In between everything else that has happened during or just before Spring break, we have actually being doing snippets of school work.

In no particular order, Mr.D. has enjoyed learning some Spanish words, taking photos with his own digital (and very simple) camera, making pirate ships in the living room (doing that right now, in fact), and helping clean the house.  He has also made up a pictorial recipe for us to follow:  waffles and scrambled eggs; just wait until I have a chance to scan it – what a hoot – and is actually legible.

Mr.D. has invented numerous things – so using actual bits and bobs, some just from his head.  He has taken to making drawings of lots of things, including mythical insects and beasties.  He is really digging all sorts of communication right now – not just talking!

We’ve continued on with Explode the Code but really his reading practice comes from whatever is on the dining room table; there is no word our son doesn’t want to spell at present.

Even though we haven’t  completely finished off our exploration of Egypt and Mummies, we have moved on slightly and started our tour of Greek mythology and the 12 Olympians (mainly).  Brilliant book, “The comic strip Greatest Greek Myths” by Kindberg and Turner, lots of gore and mayhem, lots of “ouch” and “oops”.  Very funny and a good introduction to the Gods (actually we have read a lot of the myths before but this time is for reinforcement and is concentrating on the Gods themselves rather than just the myths.  Can’t wait to make Mt.
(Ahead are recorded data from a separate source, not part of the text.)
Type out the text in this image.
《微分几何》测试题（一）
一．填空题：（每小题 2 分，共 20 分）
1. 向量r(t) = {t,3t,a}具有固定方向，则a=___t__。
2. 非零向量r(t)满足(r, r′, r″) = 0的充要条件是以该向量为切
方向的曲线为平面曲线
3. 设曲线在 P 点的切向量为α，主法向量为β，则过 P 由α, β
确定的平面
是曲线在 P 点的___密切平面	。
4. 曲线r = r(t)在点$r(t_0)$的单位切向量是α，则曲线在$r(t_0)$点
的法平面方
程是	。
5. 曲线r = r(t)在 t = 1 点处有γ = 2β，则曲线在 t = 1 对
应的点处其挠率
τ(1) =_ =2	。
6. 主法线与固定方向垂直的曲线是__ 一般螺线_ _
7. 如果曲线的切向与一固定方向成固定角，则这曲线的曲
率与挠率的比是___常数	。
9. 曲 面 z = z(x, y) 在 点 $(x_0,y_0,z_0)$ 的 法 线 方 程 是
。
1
Olympus.

Maths wasn’t forgotten, either, with Mr.D. working on numerous small workbooks from printable units:  again, just addition and subtraction for the most part but it is good reinforcement of the numbers and he has enjoyed doing them.

All this and some brilliant colouring pages – hand control is so much better these days.

Plus, today was his first ‘rehearsal’ for a play.  A lovely home-schooled 12 year old has aspirations of drama directing and this is the second play she is staging with home-schooled children.  This is “The Wizard of Oz” as adapted for a school so there are 6 Dorothys!  Mr.D. will be playing “Rascal”, one of the three flying monkeys (talk about good casting) and has four lines to remember!  He is both shy and excited at the same time about this acting stuff.

Phew.  Considering the meltdowns, dramas, and fusses, this seems like a lot of school work but it hasn’t been (and I am sure I have forgotten things – like hiking the wilderness with Daddy, exploring where they are building their shelters for WildSpirit and where they have started fires in the past (legit ones), building mega-cities with Thomas the Tank Engine and friends, etc. etc.).

Maybe it takes knowing it is nearly over to be able to “see the grass for the trees”?